Experimentei usar esse código fonte para fazer engenharia reversa em alguma coisa, e o resultado foi:
Consegue fazer engenharia reversa, mas sem grande utilidade. Porque o Claude Code não é de código fechado.
Situação real:
- O código do CLI do Claude Code está sempre acessível no pacote npm (JS minificado), o source map apenas o torna legível em TypeScript
- A Anthropic nunca considerou a lógica do cliente do Claude Code como segredo — a barreira principal é o próprio modelo Claude, não a ferramenta CLI
- Agora mesmo, você pode usar cat /opt/homebrew/lib/node_modules/@anthropic-ai/claude-code/dist/*.js para ver toda a lógica
O que é possível fazer engenharia reversa:
- Conteúdo completo do prompt do sistema (já visível, é aquele texto longo no início de cada conversa)
- Lógica de orquestração de chamadas de ferramentas (ciclo plan/execute/observe)

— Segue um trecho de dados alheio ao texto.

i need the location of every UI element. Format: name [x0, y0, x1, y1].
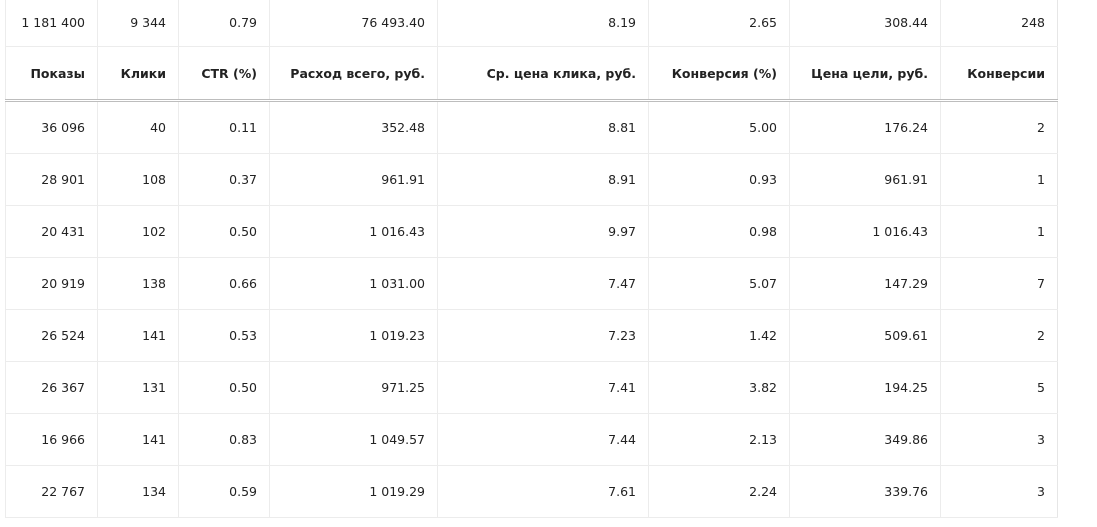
column-header-spend[interactable]: Расход всего, руб. — [269, 46, 438, 102]
cell-avg-cpc: 7.47 — [437, 257, 649, 310]
cell-spend: 1 019.23 — [269, 309, 438, 362]
cell-clicks: 141 — [97, 309, 179, 362]
total-clicks: 9 344 — [97, 0, 179, 47]
cell-clicks: 141 — [97, 413, 179, 466]
table-row: 36 096 40 0.11 352.48 8.81 5.00 176.24 2 — [5, 100, 1058, 154]
cell-spend: 1 031.00 — [269, 257, 438, 310]
header-row: Показы Клики CTR (%) Расход всего, руб. Ср. … — [5, 46, 1058, 102]
totals-row: 1 181 400 9 344 0.79 76 493.40 8.19 2.65 308.4… — [5, 0, 1058, 47]
table-row: 22 767 134 0.59 1 019.29 7.61 2.24 339.76 3 — [5, 465, 1058, 518]
cell-ctr: 0.66 — [178, 257, 270, 310]
cell-clicks: 138 — [97, 257, 179, 310]
cell-avg-cpc: 7.61 — [437, 465, 649, 518]
column-header-conversion-rate[interactable]: Конверсия (%) — [648, 46, 790, 102]
cell-ctr: 0.83 — [178, 413, 270, 466]
table-row: 26 524 141 0.53 1 019.23 7.23 1.42 509.61 2 — [5, 309, 1058, 362]
cell-ctr: 0.59 — [178, 465, 270, 518]
cell-conversions: 3 — [940, 465, 1058, 518]
column-header-conversions[interactable]: Конверсии — [940, 46, 1058, 102]
cell-conversion-rate: 0.98 — [648, 205, 790, 258]
total-impressions: 1 181 400 — [5, 0, 98, 47]
cell-goal-cost: 176.24 — [789, 100, 941, 154]
column-header-impressions[interactable]: Показы — [5, 46, 98, 102]
cell-goal-cost: 147.29 — [789, 257, 941, 310]
cell-goal-cost: 194.25 — [789, 361, 941, 414]
total-conversions: 248 — [940, 0, 1058, 47]
cell-impressions: 26 524 — [5, 309, 98, 362]
column-header-clicks[interactable]: Клики — [97, 46, 179, 102]
cell-conversion-rate: 0.93 — [648, 153, 790, 206]
cell-conversion-rate: 1.42 — [648, 309, 790, 362]
cell-conversions: 2 — [940, 309, 1058, 362]
total-conversion-rate: 2.65 — [648, 0, 790, 47]
cell-conversion-rate: 3.82 — [648, 361, 790, 414]
cell-spend: 1 016.43 — [269, 205, 438, 258]
cell-avg-cpc: 8.91 — [437, 153, 649, 206]
cell-goal-cost: 339.76 — [789, 465, 941, 518]
stats-table: 1 181 400 9 344 0.79 76 493.40 8.19 2.65 308.4… — [5, 0, 1058, 518]
cell-conversion-rate: 5.07 — [648, 257, 790, 310]
cell-conversions: 2 — [940, 100, 1058, 154]
table-row: 28 901 108 0.37 961.91 8.91 0.93 961.91 1 — [5, 153, 1058, 206]
cell-ctr: 0.50 — [178, 361, 270, 414]
cell-avg-cpc: 7.44 — [437, 413, 649, 466]
cell-clicks: 108 — [97, 153, 179, 206]
column-header-ctr[interactable]: CTR (%) — [178, 46, 270, 102]
cell-spend: 961.91 — [269, 153, 438, 206]
cell-goal-cost: 1 016.43 — [789, 205, 941, 258]
cell-impressions: 28 901 — [5, 153, 98, 206]
table-row: 20 431 102 0.50 1 016.43 9.97 0.98 1 016.43 1 — [5, 205, 1058, 258]
cell-avg-cpc: 7.41 — [437, 361, 649, 414]
cell-ctr: 0.37 — [178, 153, 270, 206]
cell-goal-cost: 349.86 — [789, 413, 941, 466]
cell-clicks: 102 — [97, 205, 179, 258]
cell-impressions: 20 431 — [5, 205, 98, 258]
cell-conversions: 7 — [940, 257, 1058, 310]
cell-clicks: 131 — [97, 361, 179, 414]
cell-avg-cpc: 7.23 — [437, 309, 649, 362]
cell-goal-cost: 961.91 — [789, 153, 941, 206]
cell-spend: 1 049.57 — [269, 413, 438, 466]
table-row: 26 367 131 0.50 971.25 7.41 3.82 194.25 5 — [5, 361, 1058, 414]
cell-conversions: 1 — [940, 153, 1058, 206]
table-row: 16 966 141 0.83 1 049.57 7.44 2.13 349.86 3 — [5, 413, 1058, 466]
cell-impressions: 22 767 — [5, 465, 98, 518]
cell-impressions: 20 919 — [5, 257, 98, 310]
cell-avg-cpc: 8.81 — [437, 100, 649, 154]
cell-spend: 971.25 — [269, 361, 438, 414]
cell-conversion-rate: 2.13 — [648, 413, 790, 466]
column-header-goal-cost[interactable]: Цена цели, руб. — [789, 46, 941, 102]
cell-avg-cpc: 9.97 — [437, 205, 649, 258]
cell-clicks: 134 — [97, 465, 179, 518]
total-goal-cost: 308.44 — [789, 0, 941, 47]
cell-spend: 1 019.29 — [269, 465, 438, 518]
cell-conversions: 3 — [940, 413, 1058, 466]
cell-conversion-rate: 2.24 — [648, 465, 790, 518]
total-avg-cpc: 8.19 — [437, 0, 649, 47]
cell-conversion-rate: 5.00 — [648, 100, 790, 154]
cell-clicks: 40 — [97, 100, 179, 154]
total-ctr: 0.79 — [178, 0, 270, 47]
cell-conversions: 1 — [940, 205, 1058, 258]
cell-impressions: 26 367 — [5, 361, 98, 414]
column-header-avg-cpc[interactable]: Ср. цена клика, руб. — [437, 46, 649, 102]
cell-ctr: 0.11 — [178, 100, 270, 154]
cell-conversions: 5 — [940, 361, 1058, 414]
cell-ctr: 0.53 — [178, 309, 270, 362]
cell-impressions: 36 096 — [5, 100, 98, 154]
cell-ctr: 0.50 — [178, 205, 270, 258]
cell-goal-cost: 509.61 — [789, 309, 941, 362]
cell-impressions: 16 966 — [5, 413, 98, 466]
table-row: 20 919 138 0.66 1 031.00 7.47 5.07 147.29 7 — [5, 257, 1058, 310]
total-spend: 76 493.40 — [269, 0, 438, 47]
cell-spend: 352.48 — [269, 100, 438, 154]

- Estratégias de gestão da janela de contexto (regras de compressão/truncamento)
- Detalhes de implementação do protocolo MCP
- Lógica de permissões/verificações de segurança
O que não é possível fazer engenharia reversa:
- Pesos do modelo Claude (nos servidores da Anthropic)
- Bypass na autenticação da API
- Dados de treino
Resumindo: isto não é uma "vazagem", é mais como alguém ter feito pretty-print do código minificado.
Mas, de fato, dá para usar isso para reconstruir um próprio conector MCP gateway, usando CLI headless para contornar algumas restrições de triggers remotos, ainda que seja útil.